Quando, leggendolo, mi trovo a pensare che è veramente bravo, significa che i miei standard del periodo sono bassi. Intendiamoci: penso sinceramente che Maurensig sia bravo. E’ un ottimo osservatore. Sa, come credo dicesse Ungaretti – o quale altro poeta? – unire cose tra loro lontane. Ha una prosa adatta: forma e contenuto aderiscono bene l’una con l’altro. Ma finisce qui – sebbene quel “qui” sia molto al di sopra della maggior parte della letteratura che mi capita sottomano. Ma c’è un ma, benché non sappia bene quale sia.

Ho letto questi due romanzi in due notti. Sono brevi, e al confronto con Anni di cani si Grass divengono brevissimi.

Ho cominciato a leggere Lo scudo di Talos di Manfredi, a voce alta, con VB. Una nostra tradizione, il leggere a voce alta, mutuata da The Reader per affetto.
Lo scudo di Talos era in un autogrill, tra Monteromano e Civitavecchia, mentre bevevamo un caffè. Me l’ha indicato lei, mi ha rivolto uno sguardo noncurantemente interrogativo, ho risposto con un noncurante annuire.
Acquistato, VB mi ha detto che lo avremmo letto dopo la quotidiana sessione di esercizi. Le ho risposto che avrei urlato “SPARTANI!” a inizio e fine lettura. Nulla di ciò è stato seguito, ma abbiamo cominciato a leggerlo.

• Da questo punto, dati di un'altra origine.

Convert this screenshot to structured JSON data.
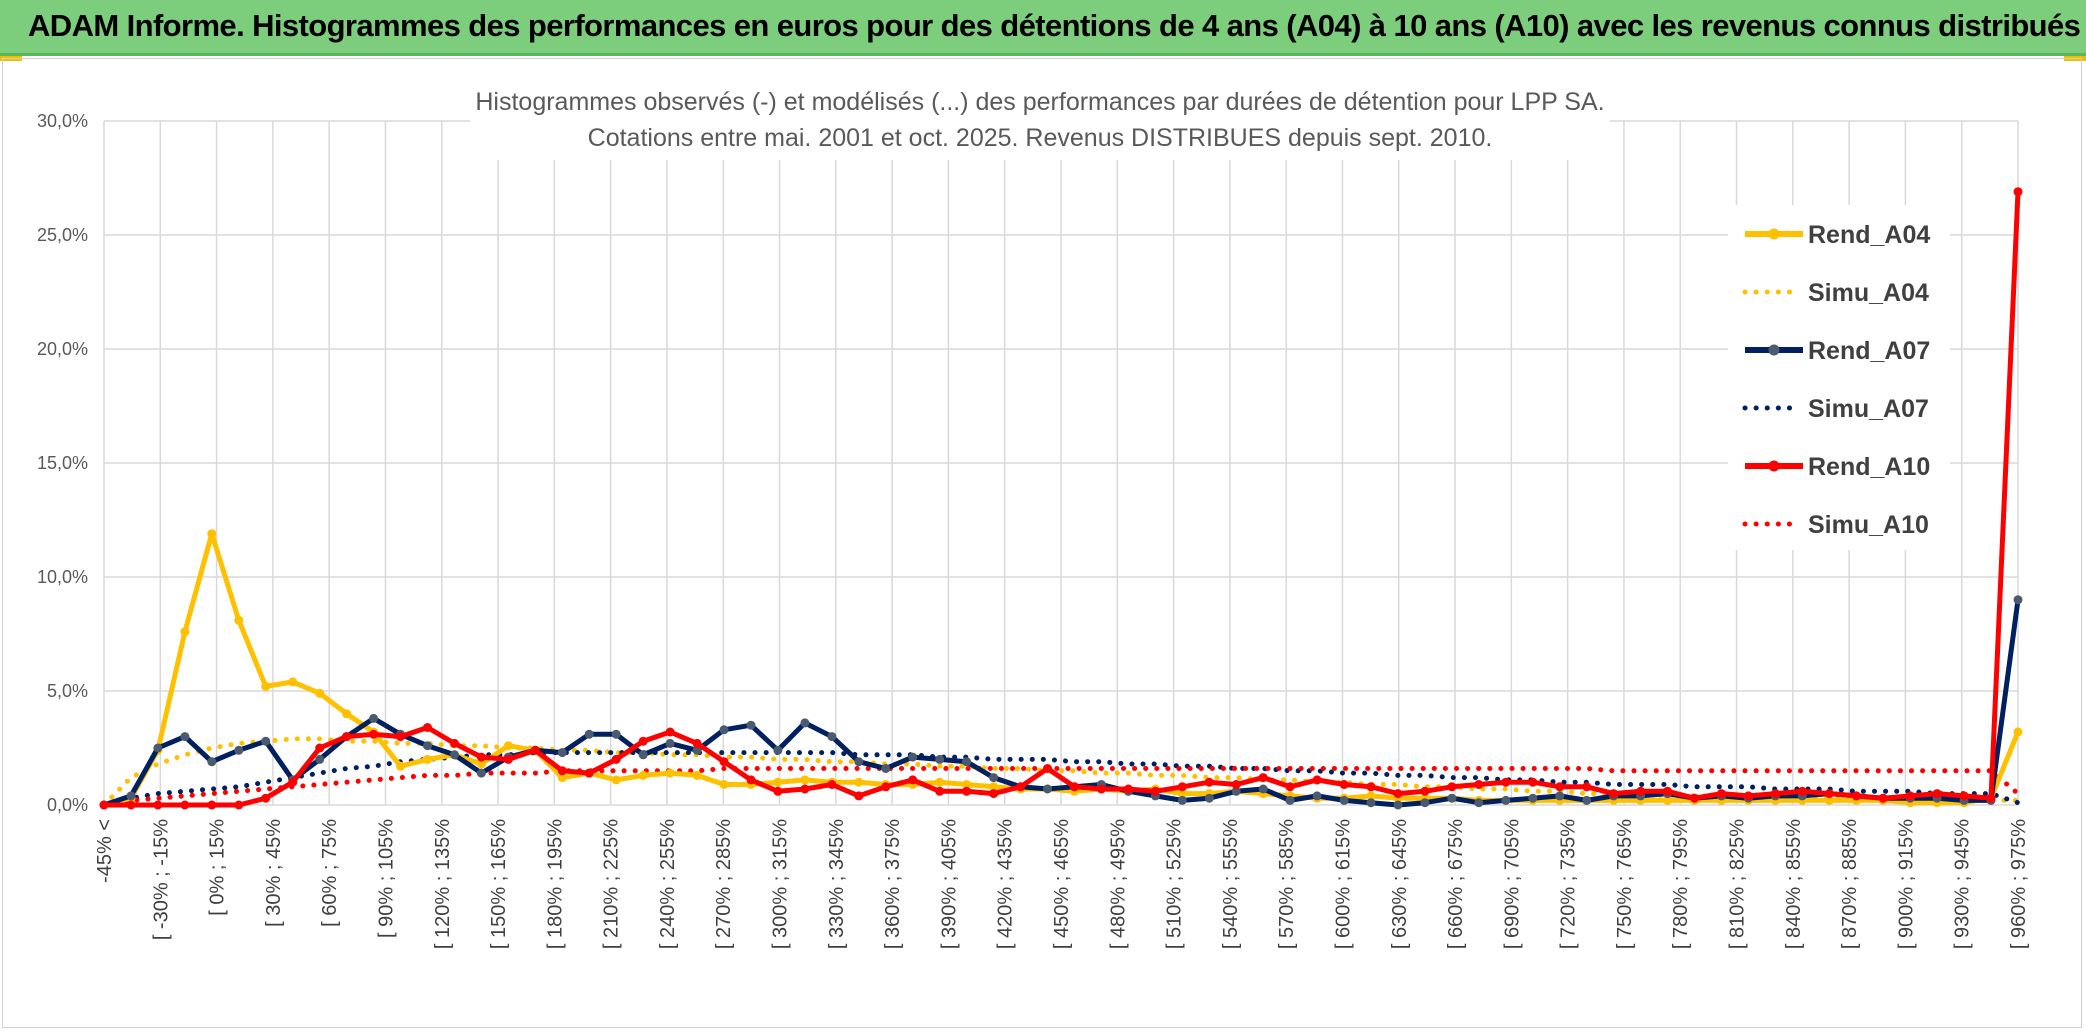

Fare esercizi fa bene al corpo e alla mente, come la Redbull e gli esercizi spirituali di Ignazio di Loyola.
Fa bene alla sottoscritta perché le lascia quella spossatezza da convalescente senza più doveri che fatico tanto a raggiungere, essendo una sedentaria speculativa. Ho bisogno di svuotarmi, ma non so farlo, così ho bisogno di farmi svuotare.
Sbattermi un po’ mi permette di rivendermi una mezza menzogna: “Hai fatto il tuo dovere.” Non è il mio dovere, ma ciò che conta è il percepirlo come tale.
A differenza dell’odiata ceretta, che è un migliorarsi per mezzo della sopportazione, dell’impotenza, del doversi arrendere, l’esercizio fisico è un esercizio di volontà, di ascolto di me stessa, di ragionare con il corpo anziché con la mente.
E poi ci sono i benefici secondari. Sono una fanatica, pensa VB, e mi accontento di piccole cose. Mi basta indossare la stessa maglietta dopo tre giorni e sentire come, ora, si tende sulle spalle. Come pieghe nuove si formino. Come il quadricipite formicoli. Mi bastano queste infinitesimali cazzate per distrarmi e non annoiarmi mentre cammino per strada e non ho altro da fare.